En ce sens, ce que trace cette parole n’est autre que la voie du repentir : " On ne peut arriver au Royaume, où rien d’impur ne pénètre, que par de grandes souffrances, un esprit brisé, d’abondantes larmes ", écrit le starets Silouane. Autrement dit, on n’accède à la Résurrection que par la mort, à la vraie Lumière que par les ténèbres (l’abandon des fausses lumières), à la joie que par la souffrance. De même que le Christ s’est vidé de sa divinité pour prendre condition d’esclave, nous devons nous vider de nous-mêmes, nous purifier de nos passions,. pour créer, dans notre coeur, un espace où la grâce de l’Esprit Saint pourra agir, vivre, manifester sa présence. Et ce qui nous remplit de nous-mêmes, fait obstacle à la grâce, c’est, comme le dit le Christ à Silouane, l’orgueil. Ni plus ni moins que la racine de tout mal, la source de tous les tourments, qui a fait tomber Adam et Ève en éveillant en eux le désir de devenir comme des dieux.

Mais comment lutter contre l’orgueil, comment guérir de cette maladie ? Il n’y a qu’un moyen, qui est d’ailleurs le but de l’ascèse : l’apprentissage de l’humilité. Pour le starets Silouane, l’humilité, c’est la porte du salut, la clef du combat spirituel, la source de la liberté, " la lumière dans laquelle nous pouvons voir la Lumière ". Le modèle de cette humilité, c’est évidemment le Christ, mais aussi la Vierge Marie, qui a su renoncer à sa volonté propre pour vivre selon la volonté de Dieu.

D’où cette nouvelle interrogation : comment devenir humble ? C’est justement à cette question que le Christ répond par sa parole, qu’il offre à Silouane comme un moyen thérapeutique. Et nous arrivons ici à la troisième interprétation, spécifique : " Le Seigneur m’a enseigné à tenir mon esprit en enfer et à ne pas désespérer, et c’est ainsi que mon âme apprend l’humilité (...). C’est ainsi qu’on triomphe des ennemis ", écrit le starets Silouane.

Cet outil thérapeutique qui permet de guérir de la maladie de l’orgueil, cette arme spirituelle contre les passions, c’est l’autocondamnation. Le starets Silouane, qui n’hésite pas à se considérer lui-même comme un " chien galeux ", écrit : " On doit s’estimer pire que tous les êtres et se condamner à l’enfer. Je ne suis pas digne de Dieu ni du Paradis. Je suis digne des tourments de l’enfer et, éternellement, je brûlerai dans le feu. Quand je tiens mon esprit en enfer, mon âme est en paix. Quand, en revanche, je laisse mon esprit sortir du feu, les pensées qui ne plaisent pas à Dieu retrouvent leur force. "

Attention, il convient ici de bien comprendre le sens des mots.
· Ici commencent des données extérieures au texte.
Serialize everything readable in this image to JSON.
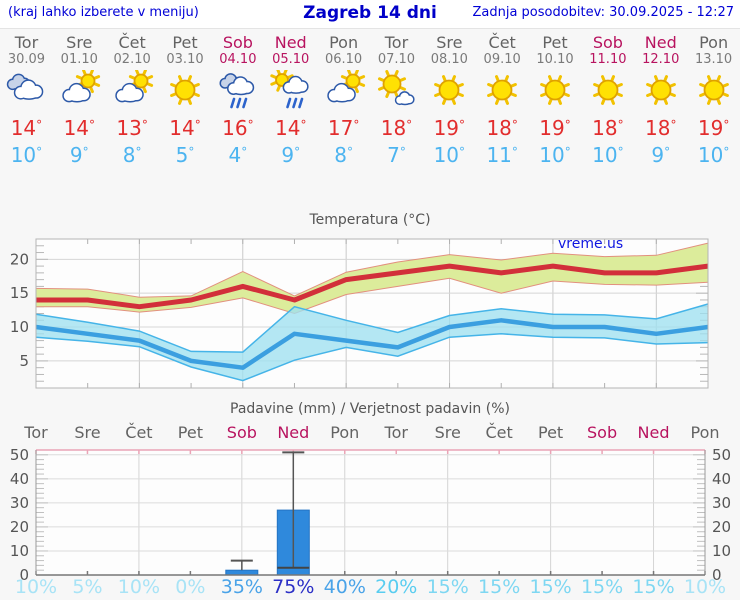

Et particulièrement la signification du mot " enfer ". Pour cela, il nous faut sortir d’un certain imaginaire encore très marqué par les représentations médiévales.

Royaume de la mort, l’enfer n’est pas un lieu géographique - par exemple le lieu où Dieu n’est pas - mais un état spirituel, l’état de l’âme coupée de Dieu à cause de ses péchés, c’est-à-dire, pour être encore plus précis, l’état de l’âme plongée dans l’amour de Dieu, mais encore trop opaque, trop fermée, trop pleine de passions pour en recevoir la lumière et y répondre. Comme le dit saint Isaac le Syrien, " les tourments de l’enfer sont les tourments de l’amour. " Dans cette perspective, la phrase du Christ au starets Silouane exprime simplement le repentir à son plus haut degré d’incandescence. Le feu de l’enfer n’est autre que le feu de l’amour de Dieu, l’enfer n’est autre que l’action du feu de la grâce sur l’âme non encore purifiée des passions.
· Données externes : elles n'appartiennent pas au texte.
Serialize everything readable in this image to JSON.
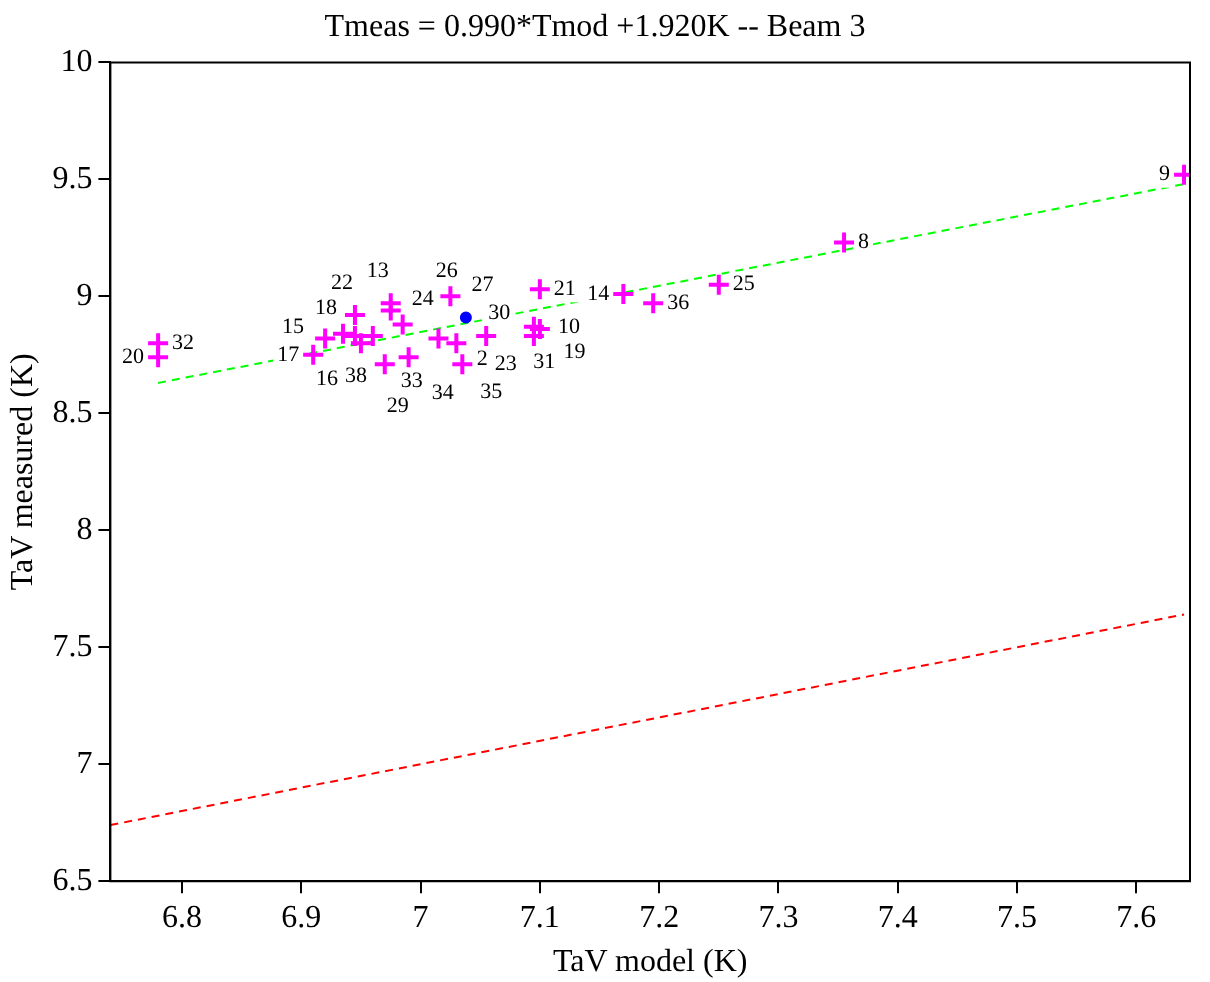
{
  "chart_data": {
    "type": "scatter",
    "title": "Tmeas = 0.990*Tmod +1.920K -- Beam 3",
    "xlabel": "TaV model (K)",
    "ylabel": "TaV measured (K)",
    "xlim": [
      6.74,
      7.645
    ],
    "ylim": [
      6.5,
      10
    ],
    "xticks": [
      6.8,
      6.9,
      7,
      7.1,
      7.2,
      7.3,
      7.4,
      7.5,
      7.6
    ],
    "yticks": [
      6.5,
      7,
      7.5,
      8,
      8.5,
      9,
      9.5,
      10
    ],
    "grid": false,
    "legend": false,
    "series": [
      {
        "color": "#ff00ff",
        "marker": "cross",
        "x": [
          6.78,
          6.78,
          6.91,
          6.92,
          6.935,
          6.945,
          6.95,
          6.96,
          6.945,
          6.975,
          6.975,
          6.985,
          7.015,
          7.03,
          7.055,
          6.97,
          6.99,
          7.035,
          7.025,
          7.1,
          7.095,
          7.1,
          7.095,
          7.17,
          7.195,
          7.25,
          7.355,
          7.64
        ],
        "values": [
          8.8,
          8.74,
          8.75,
          8.82,
          8.84,
          8.83,
          8.8,
          8.83,
          8.92,
          8.94,
          8.97,
          8.88,
          8.82,
          8.8,
          8.83,
          8.71,
          8.74,
          8.71,
          9.0,
          9.03,
          8.87,
          8.86,
          8.83,
          9.01,
          8.97,
          9.05,
          9.23,
          9.52
        ]
      },
      {
        "type": "scatter",
        "color": "#0000ff",
        "marker": "circle",
        "x": [
          7.038
        ],
        "values": [
          8.91
        ]
      },
      {
        "type": "line",
        "color": "#00ff00",
        "line_style": "dashed",
        "x": [
          6.78,
          7.64
        ],
        "values": [
          8.63,
          9.48
        ]
      },
      {
        "type": "line",
        "color": "#ff0000",
        "line_style": "dashed",
        "x": [
          6.74,
          7.64
        ],
        "values": [
          6.74,
          7.64
        ]
      }
    ],
    "annotations": [
      {
        "text": "32",
        "x": 6.78,
        "y": 8.8
      },
      {
        "text": "20",
        "x": 6.78,
        "y": 8.74
      },
      {
        "text": "17",
        "x": 6.91,
        "y": 8.75
      },
      {
        "text": "15",
        "x": 6.92,
        "y": 8.82
      },
      {
        "text": "38",
        "x": 6.935,
        "y": 8.84
      },
      {
        "text": "18",
        "x": 6.945,
        "y": 8.83
      },
      {
        "text": "16",
        "x": 6.95,
        "y": 8.8
      },
      {
        "text": "33",
        "x": 6.96,
        "y": 8.83
      },
      {
        "text": "22",
        "x": 6.945,
        "y": 8.92
      },
      {
        "text": "24",
        "x": 6.975,
        "y": 8.94
      },
      {
        "text": "13",
        "x": 6.975,
        "y": 8.97
      },
      {
        "text": "26",
        "x": 6.985,
        "y": 8.88
      },
      {
        "text": "2",
        "x": 7.015,
        "y": 8.82
      },
      {
        "text": "23",
        "x": 7.03,
        "y": 8.8
      },
      {
        "text": "31",
        "x": 7.055,
        "y": 8.83
      },
      {
        "text": "29",
        "x": 6.97,
        "y": 8.71
      },
      {
        "text": "34",
        "x": 6.99,
        "y": 8.74
      },
      {
        "text": "35",
        "x": 7.035,
        "y": 8.71
      },
      {
        "text": "27",
        "x": 7.025,
        "y": 9.0
      },
      {
        "text": "21",
        "x": 7.1,
        "y": 9.03
      },
      {
        "text": "10",
        "x": 7.095,
        "y": 8.87
      },
      {
        "text": "30",
        "x": 7.1,
        "y": 8.86
      },
      {
        "text": "19",
        "x": 7.095,
        "y": 8.83
      },
      {
        "text": "14",
        "x": 7.17,
        "y": 9.01
      },
      {
        "text": "36",
        "x": 7.195,
        "y": 8.97
      },
      {
        "text": "25",
        "x": 7.25,
        "y": 9.05
      },
      {
        "text": "8",
        "x": 7.355,
        "y": 9.23
      },
      {
        "text": "9",
        "x": 7.64,
        "y": 9.52
      }
    ]
  }
}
On ne dira jamais assez l’importance du repentir pour le starets Silouane. Par le repentir, nous dit-il, tout est réparé. Les péchés sont pardonnés. L’Esprit Saint nous est donné. Les saints sont des hommes comme les autres, pareils à nous. Beaucoup sont de grands pécheurs. Simplement, par le repentir, ils sont parvenus au Royaume des cieux. L’homme orgueilleux ne peut être sauvé que par le repentir. À celui qui se repent, Dieu donne sa paix, le Royaume éternel, le Paradis, la liberté de l’aimer. Le starets Silouane le répète : Si tous les hommes se repentaient, gardaient les commandements divins, le Paradis serait sur terre. Car le Royaume des cieux est au-dedans de nous.

Alors, masochiste, doloriste, épouvantable, cette injonction du Christ à Silouane ? Pas plus que n’importe quelle parole de l’Évangile. Et d’autant moins qu’elle se termine, s’ouvre sur la miséricorde. La deuxième partie de la phrase - " et ne désespère pas " - est en effet absolument indissociable de la première - " tiens ton esprit en enfer ".
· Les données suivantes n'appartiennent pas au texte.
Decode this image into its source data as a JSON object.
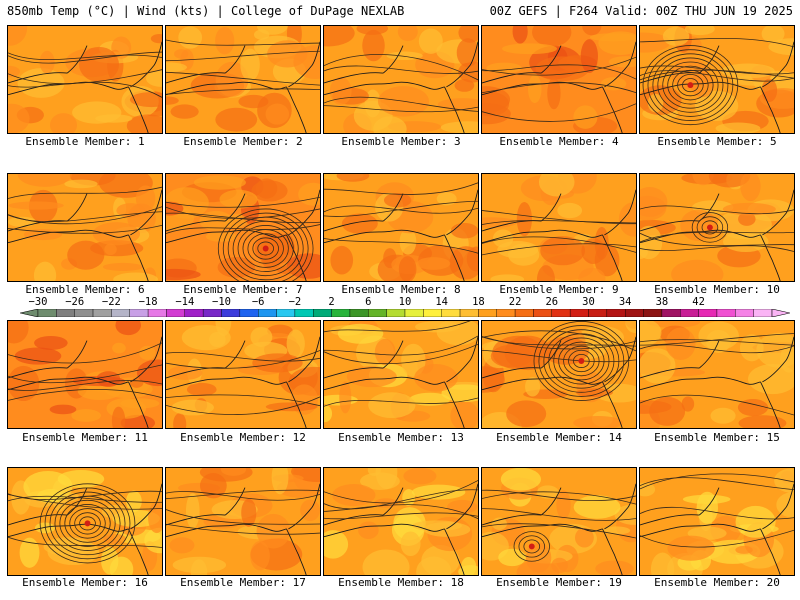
{
  "header": {
    "left": "850mb Temp (°C) | Wind (kts) | College of DuPage NEXLAB",
    "right": "00Z GEFS | F264 Valid: 00Z THU JUN 19 2025"
  },
  "members": [
    {
      "label": "Ensemble Member: 1",
      "tone": "mid",
      "storm": null
    },
    {
      "label": "Ensemble Member: 2",
      "tone": "mid",
      "storm": null
    },
    {
      "label": "Ensemble Member: 3",
      "tone": "mid",
      "storm": null
    },
    {
      "label": "Ensemble Member: 4",
      "tone": "hot",
      "storm": null
    },
    {
      "label": "Ensemble Member: 5",
      "tone": "mid",
      "storm": "strong"
    },
    {
      "label": "Ensemble Member: 6",
      "tone": "mid",
      "storm": null
    },
    {
      "label": "Ensemble Member: 7",
      "tone": "hot",
      "storm": "strong"
    },
    {
      "label": "Ensemble Member: 8",
      "tone": "mid",
      "storm": null
    },
    {
      "label": "Ensemble Member: 9",
      "tone": "mid",
      "storm": null
    },
    {
      "label": "Ensemble Member: 10",
      "tone": "mid",
      "storm": "weak"
    },
    {
      "label": "Ensemble Member: 11",
      "tone": "hot",
      "storm": null
    },
    {
      "label": "Ensemble Member: 12",
      "tone": "mid",
      "storm": null
    },
    {
      "label": "Ensemble Member: 13",
      "tone": "cool",
      "storm": null
    },
    {
      "label": "Ensemble Member: 14",
      "tone": "mid",
      "storm": "strong"
    },
    {
      "label": "Ensemble Member: 15",
      "tone": "mid",
      "storm": null
    },
    {
      "label": "Ensemble Member: 16",
      "tone": "cool",
      "storm": "strong"
    },
    {
      "label": "Ensemble Member: 17",
      "tone": "mid",
      "storm": null
    },
    {
      "label": "Ensemble Member: 18",
      "tone": "cool",
      "storm": null
    },
    {
      "label": "Ensemble Member: 19",
      "tone": "cool",
      "storm": "weak"
    },
    {
      "label": "Ensemble Member: 20",
      "tone": "cool",
      "storm": null
    }
  ],
  "colorbar": {
    "ticks": [
      "−30",
      "−26",
      "−22",
      "−18",
      "−14",
      "−10",
      "−6",
      "−2",
      "2",
      "6",
      "10",
      "14",
      "18",
      "22",
      "26",
      "30",
      "34",
      "38",
      "42"
    ],
    "colors": [
      "#6e8c6e",
      "#7f7f7f",
      "#8f8f8f",
      "#a0a0a0",
      "#b4b4c8",
      "#c8a0e6",
      "#e678e6",
      "#d23cd2",
      "#a020c8",
      "#7828c8",
      "#3c3cdc",
      "#1e64f0",
      "#1e96f0",
      "#28c8f0",
      "#00c8b4",
      "#00aa78",
      "#28b43c",
      "#3c9628",
      "#64b428",
      "#b4dc32",
      "#e6f03c",
      "#fff03c",
      "#ffdc3c",
      "#ffbe32",
      "#ffa01e",
      "#ff8c1e",
      "#f56e14",
      "#eb5014",
      "#e13214",
      "#d21e14",
      "#c81e14",
      "#b41414",
      "#a01414",
      "#8c1414",
      "#a01464",
      "#c81e96",
      "#e628b4",
      "#f050d2",
      "#f582e6",
      "#fab4f5"
    ]
  }
}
" Ne désespère pas ", c’est-à-dire ne tombe pas dans la redoutable passion du désespoir, qui n’est qu’une autre forme, extrêmement subtile, de l’orgueil, de l’amour de soi, de l’ego enroulé et fermé sur lui-même. Comme le dit Silouane : " J’aurais succombé sous le poids de mes péchés et, depuis longtemps déjà, je serais en enfer, si le Seigneur et la Très-Pure Mère de Dieu n’avaient eu pitié de moi... J’aurais désespéré de mon salut si Dieu ne m’avait pas accordé la grâce du Saint-Esprit. Il faut se condamner soi-même, mais ne pas désespérer de la miséricorde et de l’amour divin. "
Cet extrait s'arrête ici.